Rorate Caeli

Cardinals Ouellet and Scola: More opposition to the revisionism of Cardinal Kasper

Luca Giordano
The Marriage of the Virgin
Musée du Louvre

In the latest issue of Communio, the theological journal founded by Joseph Ratzinger, Hans Urs von Balthasar and Henri de Lubac, two Cardinals of the Church, whose theological credentials are well-known, directly counter the position of Cardinal Kasper with respect to Catholic teaching on marriage and pastoral practice dealing with the question of reception of Holy Communion by those divorced and remarried.  Both articles can be downloaded from the Communio site.  Ouellet and Scola join the strong chorus of support for the Church’s traditional teaching on Marriage and her pastoral practice, among which we can cite as fine examples the Dominican theologians’ response in Nova et Vetera and the collection of essays, Remaining in the Truth of Christ, about to be published by Ignatius Press.

Cardinal Scola speaks to the intrinsic relationship between the Eucharist and matrimonial consent, which he claims “still remains too extrinsic”.

I do not mean that the value of the Eucharist is obliterated, but it runs the risk of being demoted to the role of an occasion to express a generic blessing of the spouses by God.  The Eucharistic sacrifice is, rather, the definitive condition within which matrimonial consent is given. It allows the spouses to decide to accept the call of Christ the Bridegroom as the origin of their decision. 
Scola goes on to then examine the Church’s practice of not allowing those divorced and remarried to receive Holy Communion in the light of this intrinsic relationship between the Eucharist and the marriage vows.  He clearly shows how this practice is neither arbitrary nor un-pastoral but is a real and necessary consequence of the relationship between the Eucharist and marital consent.

Yet what is involved here is not an arbitrary action of the Church’s Magisterium, but rather an awareness of the inseparable bond uniting the Eucharist and marriage.

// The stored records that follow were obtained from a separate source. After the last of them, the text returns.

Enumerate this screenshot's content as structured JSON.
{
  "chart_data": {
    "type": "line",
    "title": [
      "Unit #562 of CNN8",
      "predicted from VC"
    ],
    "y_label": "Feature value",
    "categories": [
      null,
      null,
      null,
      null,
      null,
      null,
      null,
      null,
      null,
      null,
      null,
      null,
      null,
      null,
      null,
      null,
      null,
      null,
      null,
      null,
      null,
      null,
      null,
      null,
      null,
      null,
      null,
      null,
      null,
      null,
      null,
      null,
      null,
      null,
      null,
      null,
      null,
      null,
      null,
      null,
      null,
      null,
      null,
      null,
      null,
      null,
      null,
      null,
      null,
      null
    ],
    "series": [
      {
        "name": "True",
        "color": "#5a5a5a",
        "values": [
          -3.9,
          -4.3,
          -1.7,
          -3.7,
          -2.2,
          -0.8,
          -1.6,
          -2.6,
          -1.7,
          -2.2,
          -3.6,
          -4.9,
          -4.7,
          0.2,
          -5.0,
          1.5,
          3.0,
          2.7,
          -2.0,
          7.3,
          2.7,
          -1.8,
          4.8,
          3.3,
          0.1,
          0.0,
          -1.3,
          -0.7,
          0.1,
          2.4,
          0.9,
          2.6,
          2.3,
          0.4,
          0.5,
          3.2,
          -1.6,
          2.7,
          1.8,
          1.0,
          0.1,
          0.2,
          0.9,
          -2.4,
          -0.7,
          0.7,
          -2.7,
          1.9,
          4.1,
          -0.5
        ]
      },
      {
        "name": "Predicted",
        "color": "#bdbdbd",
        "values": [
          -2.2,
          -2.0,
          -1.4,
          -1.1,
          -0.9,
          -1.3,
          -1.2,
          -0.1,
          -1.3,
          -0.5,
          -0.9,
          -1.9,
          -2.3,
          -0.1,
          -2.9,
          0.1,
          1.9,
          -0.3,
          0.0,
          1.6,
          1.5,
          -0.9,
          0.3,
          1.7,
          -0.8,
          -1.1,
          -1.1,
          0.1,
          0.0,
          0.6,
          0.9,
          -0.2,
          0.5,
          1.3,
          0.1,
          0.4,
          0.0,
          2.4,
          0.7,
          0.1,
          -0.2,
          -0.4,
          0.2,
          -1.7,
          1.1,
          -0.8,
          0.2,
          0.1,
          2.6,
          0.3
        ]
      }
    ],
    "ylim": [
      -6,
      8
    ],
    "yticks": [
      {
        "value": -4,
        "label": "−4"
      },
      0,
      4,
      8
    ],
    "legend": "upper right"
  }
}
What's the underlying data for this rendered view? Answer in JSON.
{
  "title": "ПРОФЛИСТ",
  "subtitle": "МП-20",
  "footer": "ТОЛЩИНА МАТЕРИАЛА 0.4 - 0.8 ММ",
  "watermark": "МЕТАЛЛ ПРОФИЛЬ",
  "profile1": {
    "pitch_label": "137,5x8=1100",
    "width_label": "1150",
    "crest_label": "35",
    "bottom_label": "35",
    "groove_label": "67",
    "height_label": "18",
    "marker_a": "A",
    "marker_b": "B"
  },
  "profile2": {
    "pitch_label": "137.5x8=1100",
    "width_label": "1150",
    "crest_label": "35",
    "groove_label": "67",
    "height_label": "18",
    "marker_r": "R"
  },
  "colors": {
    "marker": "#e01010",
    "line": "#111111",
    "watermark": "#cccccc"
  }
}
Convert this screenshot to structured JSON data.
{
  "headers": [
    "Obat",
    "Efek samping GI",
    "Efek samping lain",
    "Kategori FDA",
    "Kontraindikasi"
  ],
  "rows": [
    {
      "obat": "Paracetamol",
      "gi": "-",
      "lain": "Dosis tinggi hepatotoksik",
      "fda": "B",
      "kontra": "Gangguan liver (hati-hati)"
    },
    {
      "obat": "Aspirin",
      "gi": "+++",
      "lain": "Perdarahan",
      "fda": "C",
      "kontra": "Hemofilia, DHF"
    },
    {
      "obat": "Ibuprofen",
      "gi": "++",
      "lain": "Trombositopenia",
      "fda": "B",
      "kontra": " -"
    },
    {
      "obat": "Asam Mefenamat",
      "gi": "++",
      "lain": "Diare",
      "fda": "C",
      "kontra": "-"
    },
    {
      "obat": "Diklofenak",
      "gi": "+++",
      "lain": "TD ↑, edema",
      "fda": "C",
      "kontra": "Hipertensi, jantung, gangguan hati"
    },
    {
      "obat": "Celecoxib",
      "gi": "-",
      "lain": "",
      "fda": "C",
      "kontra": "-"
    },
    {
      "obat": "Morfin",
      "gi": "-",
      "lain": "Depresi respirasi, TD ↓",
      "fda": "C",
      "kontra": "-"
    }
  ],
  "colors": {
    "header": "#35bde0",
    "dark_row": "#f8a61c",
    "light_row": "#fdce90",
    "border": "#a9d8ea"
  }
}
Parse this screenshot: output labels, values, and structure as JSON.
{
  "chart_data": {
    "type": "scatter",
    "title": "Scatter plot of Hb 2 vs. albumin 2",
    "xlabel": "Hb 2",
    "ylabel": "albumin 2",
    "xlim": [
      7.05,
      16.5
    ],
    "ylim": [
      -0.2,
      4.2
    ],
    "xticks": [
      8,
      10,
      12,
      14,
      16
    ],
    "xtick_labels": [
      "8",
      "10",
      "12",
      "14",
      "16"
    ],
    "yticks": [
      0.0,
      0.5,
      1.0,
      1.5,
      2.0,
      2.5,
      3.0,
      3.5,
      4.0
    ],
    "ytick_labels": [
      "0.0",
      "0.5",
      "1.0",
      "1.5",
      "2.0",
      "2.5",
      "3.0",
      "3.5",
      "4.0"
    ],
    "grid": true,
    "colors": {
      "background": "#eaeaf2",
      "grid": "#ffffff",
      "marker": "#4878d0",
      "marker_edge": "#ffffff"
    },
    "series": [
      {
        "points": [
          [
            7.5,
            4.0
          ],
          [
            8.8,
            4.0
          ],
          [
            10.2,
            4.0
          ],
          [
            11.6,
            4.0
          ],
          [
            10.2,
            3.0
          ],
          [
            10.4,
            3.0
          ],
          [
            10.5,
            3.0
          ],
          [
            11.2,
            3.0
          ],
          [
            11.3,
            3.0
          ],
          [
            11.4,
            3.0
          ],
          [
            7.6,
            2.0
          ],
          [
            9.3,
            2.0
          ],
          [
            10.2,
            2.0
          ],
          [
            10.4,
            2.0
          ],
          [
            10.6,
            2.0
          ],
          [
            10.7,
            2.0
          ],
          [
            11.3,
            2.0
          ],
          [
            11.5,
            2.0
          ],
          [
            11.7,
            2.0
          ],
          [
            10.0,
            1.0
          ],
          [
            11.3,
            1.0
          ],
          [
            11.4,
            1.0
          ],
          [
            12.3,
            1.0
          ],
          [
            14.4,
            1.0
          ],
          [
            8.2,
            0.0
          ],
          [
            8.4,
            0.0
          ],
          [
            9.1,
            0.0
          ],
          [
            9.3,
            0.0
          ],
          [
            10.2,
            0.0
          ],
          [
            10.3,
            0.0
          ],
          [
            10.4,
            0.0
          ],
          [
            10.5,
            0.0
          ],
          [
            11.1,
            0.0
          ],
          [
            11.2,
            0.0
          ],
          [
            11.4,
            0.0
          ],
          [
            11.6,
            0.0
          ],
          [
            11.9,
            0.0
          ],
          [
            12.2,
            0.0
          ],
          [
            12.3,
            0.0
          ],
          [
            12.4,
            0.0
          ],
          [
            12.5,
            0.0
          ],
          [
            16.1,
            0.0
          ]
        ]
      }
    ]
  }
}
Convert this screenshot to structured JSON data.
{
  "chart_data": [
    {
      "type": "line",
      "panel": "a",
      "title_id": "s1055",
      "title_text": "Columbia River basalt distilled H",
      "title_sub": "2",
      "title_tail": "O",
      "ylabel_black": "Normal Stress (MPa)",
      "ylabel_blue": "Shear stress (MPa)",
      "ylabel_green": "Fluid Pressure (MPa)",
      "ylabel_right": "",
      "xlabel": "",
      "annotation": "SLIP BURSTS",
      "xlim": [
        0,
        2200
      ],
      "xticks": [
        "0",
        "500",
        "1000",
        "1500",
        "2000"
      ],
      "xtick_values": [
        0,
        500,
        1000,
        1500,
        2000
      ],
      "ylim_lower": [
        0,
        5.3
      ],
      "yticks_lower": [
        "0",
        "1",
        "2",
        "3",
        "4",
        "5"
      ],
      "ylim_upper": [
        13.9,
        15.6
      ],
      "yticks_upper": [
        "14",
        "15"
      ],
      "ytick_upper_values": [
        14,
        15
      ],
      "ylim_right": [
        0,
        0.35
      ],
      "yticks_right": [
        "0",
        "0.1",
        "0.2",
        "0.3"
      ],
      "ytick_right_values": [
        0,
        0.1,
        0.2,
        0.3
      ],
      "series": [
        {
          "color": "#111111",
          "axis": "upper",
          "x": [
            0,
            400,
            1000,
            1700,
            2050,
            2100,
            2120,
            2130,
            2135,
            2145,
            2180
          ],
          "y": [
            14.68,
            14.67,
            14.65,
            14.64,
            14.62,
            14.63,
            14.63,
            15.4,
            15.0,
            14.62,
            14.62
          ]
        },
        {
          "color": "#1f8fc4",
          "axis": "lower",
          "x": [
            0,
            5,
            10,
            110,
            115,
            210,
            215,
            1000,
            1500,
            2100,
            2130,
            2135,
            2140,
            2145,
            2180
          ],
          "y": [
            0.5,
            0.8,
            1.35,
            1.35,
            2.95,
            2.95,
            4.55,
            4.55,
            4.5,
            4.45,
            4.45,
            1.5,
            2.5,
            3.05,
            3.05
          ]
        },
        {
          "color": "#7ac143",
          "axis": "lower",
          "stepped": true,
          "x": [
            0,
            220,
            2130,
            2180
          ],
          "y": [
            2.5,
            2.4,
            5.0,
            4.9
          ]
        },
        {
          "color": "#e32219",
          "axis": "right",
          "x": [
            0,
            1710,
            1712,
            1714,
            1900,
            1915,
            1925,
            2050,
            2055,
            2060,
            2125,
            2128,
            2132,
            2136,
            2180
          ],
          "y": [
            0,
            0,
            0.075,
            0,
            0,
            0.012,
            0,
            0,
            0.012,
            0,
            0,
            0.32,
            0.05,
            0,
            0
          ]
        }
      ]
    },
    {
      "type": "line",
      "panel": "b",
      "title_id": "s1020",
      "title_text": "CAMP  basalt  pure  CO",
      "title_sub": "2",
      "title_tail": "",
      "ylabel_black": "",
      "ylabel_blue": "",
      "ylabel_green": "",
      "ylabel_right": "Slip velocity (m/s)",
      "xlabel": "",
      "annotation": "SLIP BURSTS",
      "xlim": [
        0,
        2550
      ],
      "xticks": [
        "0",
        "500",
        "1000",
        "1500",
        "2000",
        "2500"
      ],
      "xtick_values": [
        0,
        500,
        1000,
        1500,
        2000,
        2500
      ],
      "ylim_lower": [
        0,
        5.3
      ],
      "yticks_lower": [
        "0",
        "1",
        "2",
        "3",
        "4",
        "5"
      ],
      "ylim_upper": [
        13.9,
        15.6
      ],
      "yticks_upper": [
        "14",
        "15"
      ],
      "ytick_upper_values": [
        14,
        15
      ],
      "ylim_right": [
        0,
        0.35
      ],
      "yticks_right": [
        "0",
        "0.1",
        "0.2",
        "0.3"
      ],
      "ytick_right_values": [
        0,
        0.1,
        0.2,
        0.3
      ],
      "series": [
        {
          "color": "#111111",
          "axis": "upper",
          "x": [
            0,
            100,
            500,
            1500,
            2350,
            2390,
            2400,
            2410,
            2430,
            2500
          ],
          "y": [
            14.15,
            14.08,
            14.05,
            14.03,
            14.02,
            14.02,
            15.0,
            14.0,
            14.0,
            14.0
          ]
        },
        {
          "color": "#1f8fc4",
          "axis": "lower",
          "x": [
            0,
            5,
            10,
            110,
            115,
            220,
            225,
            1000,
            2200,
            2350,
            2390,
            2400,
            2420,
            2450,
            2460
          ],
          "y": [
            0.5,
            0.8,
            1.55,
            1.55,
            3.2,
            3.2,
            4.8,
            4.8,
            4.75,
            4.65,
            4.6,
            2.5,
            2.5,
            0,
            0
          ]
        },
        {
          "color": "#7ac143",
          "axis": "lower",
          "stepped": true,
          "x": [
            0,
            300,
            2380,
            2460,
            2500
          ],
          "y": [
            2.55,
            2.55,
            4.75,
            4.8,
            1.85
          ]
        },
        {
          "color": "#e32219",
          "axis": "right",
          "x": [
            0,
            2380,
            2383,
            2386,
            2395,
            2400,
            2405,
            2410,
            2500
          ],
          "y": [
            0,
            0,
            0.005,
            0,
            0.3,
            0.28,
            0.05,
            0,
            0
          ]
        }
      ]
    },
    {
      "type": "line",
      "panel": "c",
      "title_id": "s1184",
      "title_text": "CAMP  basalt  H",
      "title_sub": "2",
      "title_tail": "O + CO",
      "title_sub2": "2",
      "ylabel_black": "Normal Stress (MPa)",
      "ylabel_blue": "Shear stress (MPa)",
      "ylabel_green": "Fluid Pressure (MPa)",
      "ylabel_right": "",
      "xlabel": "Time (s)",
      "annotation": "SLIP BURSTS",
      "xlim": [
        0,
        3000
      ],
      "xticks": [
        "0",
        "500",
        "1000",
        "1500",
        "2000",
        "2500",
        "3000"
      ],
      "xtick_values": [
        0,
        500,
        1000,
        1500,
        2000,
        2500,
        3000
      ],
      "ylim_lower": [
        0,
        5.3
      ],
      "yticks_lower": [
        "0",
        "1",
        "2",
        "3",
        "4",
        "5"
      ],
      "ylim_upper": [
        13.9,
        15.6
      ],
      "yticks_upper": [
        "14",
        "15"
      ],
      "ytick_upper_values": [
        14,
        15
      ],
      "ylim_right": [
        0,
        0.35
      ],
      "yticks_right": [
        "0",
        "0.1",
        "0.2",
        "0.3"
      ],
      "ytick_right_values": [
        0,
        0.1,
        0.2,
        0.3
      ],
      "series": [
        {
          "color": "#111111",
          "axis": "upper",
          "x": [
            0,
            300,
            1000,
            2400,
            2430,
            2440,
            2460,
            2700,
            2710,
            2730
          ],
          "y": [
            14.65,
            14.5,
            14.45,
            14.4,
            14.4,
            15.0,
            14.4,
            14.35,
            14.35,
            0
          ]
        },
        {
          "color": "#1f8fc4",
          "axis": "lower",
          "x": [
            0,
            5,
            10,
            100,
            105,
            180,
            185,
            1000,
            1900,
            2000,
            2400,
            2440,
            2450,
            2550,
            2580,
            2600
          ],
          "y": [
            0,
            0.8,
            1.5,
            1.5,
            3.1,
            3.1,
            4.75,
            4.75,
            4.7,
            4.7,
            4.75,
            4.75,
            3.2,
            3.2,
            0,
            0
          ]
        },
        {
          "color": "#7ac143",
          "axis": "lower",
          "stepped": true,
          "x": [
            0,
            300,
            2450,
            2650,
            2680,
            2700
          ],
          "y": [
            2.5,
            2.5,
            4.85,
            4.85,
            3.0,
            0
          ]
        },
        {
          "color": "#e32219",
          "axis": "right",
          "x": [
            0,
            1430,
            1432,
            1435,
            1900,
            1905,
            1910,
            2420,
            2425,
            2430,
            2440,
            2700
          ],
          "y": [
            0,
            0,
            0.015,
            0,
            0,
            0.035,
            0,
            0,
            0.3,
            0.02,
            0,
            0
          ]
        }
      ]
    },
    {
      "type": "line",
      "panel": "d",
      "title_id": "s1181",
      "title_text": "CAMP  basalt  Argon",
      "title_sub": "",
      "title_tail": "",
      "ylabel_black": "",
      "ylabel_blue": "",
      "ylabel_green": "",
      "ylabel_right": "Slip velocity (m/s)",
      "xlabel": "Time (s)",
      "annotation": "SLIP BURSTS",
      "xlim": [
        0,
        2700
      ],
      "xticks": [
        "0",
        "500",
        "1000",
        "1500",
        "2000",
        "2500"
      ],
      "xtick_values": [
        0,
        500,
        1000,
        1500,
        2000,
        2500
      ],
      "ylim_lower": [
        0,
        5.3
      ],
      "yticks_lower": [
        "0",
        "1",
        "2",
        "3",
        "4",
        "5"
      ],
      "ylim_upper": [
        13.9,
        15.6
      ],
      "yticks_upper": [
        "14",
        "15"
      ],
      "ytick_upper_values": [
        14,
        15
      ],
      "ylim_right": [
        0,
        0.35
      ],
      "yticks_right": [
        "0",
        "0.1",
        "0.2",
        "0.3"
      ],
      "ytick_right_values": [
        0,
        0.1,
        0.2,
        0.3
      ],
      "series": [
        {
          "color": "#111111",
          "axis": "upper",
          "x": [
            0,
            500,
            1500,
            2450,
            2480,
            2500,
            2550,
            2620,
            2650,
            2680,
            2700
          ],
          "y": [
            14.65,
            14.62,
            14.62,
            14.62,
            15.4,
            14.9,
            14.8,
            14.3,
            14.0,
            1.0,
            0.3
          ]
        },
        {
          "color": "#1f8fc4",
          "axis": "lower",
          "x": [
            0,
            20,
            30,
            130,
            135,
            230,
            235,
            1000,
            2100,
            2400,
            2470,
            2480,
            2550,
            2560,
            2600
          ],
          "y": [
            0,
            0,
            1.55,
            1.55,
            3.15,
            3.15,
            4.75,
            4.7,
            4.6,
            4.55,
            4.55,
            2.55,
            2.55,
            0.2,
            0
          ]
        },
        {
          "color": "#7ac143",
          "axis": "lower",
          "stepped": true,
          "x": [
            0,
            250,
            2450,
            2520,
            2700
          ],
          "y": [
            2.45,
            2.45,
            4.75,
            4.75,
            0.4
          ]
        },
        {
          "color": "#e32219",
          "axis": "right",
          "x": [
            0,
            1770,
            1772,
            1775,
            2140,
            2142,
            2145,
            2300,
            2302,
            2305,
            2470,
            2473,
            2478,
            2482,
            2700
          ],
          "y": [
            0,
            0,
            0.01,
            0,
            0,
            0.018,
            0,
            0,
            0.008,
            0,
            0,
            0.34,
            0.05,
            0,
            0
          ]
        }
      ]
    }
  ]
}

In light of this intrinsic relation, it must be said that what impedes access to sacramental Reconciliation and the Eucharist is not a single sin, which can always be forgiven when the person repents and asks God for pardon.  What makes access to these sacraments impossible is, rather the state (condition of life) in which those who have established a new bond find themselves—a state which in itself contradicts what is signified by the bond between the Eucharist and marriage.  This condition is one that needs to be changed in order to be able to correspond to what is effected in these two sacraments.

Cardinal Ouellet affirms the sacramentality of marriage and its indissolubility in terms of the presence of Christ within the Sacrament of Marriage.

What really happens in this exchange of gifts that is sacramental marriage?  The Church offers to Christ the baptized couple in their act of mutual self-giving in faith.  Christ, the Bridegroom of the Church, responds with a nuptial gift, a charism of the Holy Spirit (1 Cor. 7:7), which seals this union with an indissoluble seal that is nothing other than the presence of the absolute and irreversible Love of the divine Bridegroom….I am not speaking here of an “ideal” offered to the spouses in order to motivate their faithful and fruitful love.  I am speaking of the couple’s belonging to Christ as a body belongs to the head, as the spouses belong to each other.

Cardinal Ouellet warns against the idea that the Church’s mission is to manage and apply mercy in whatever way she sees fit.
The Church’s mission is to bear witness to this event (Christ’s Paschal Mystery) by proclaiming the kerygma and administering the sacraments.  She does not, however, have an exclusive and exhaustive “management” of mercy…What is at stake is the truth of Christ’s witness.  The divorced remarried person’s new situation does not permit him authentically to express this witness because his new union is in contradiction with the love of Christ, who was faithful to death.  It is not a lack of mercy on the part of the Church if she does not authorize sacramental absolution and Eucharistic Communion, even after an authentic conversion of the divorced and remarried person.  What is at stake is Christ’s fidelity to his own witness, which the Church does not feel free to modify lest she betray the truth that is the foundation of the indissolubility of marriage….The new openings for a pastoral approach based on mercy must take their place within the continuity of the Church’s doctrinal tradition, which is itself an expression of divine mercy.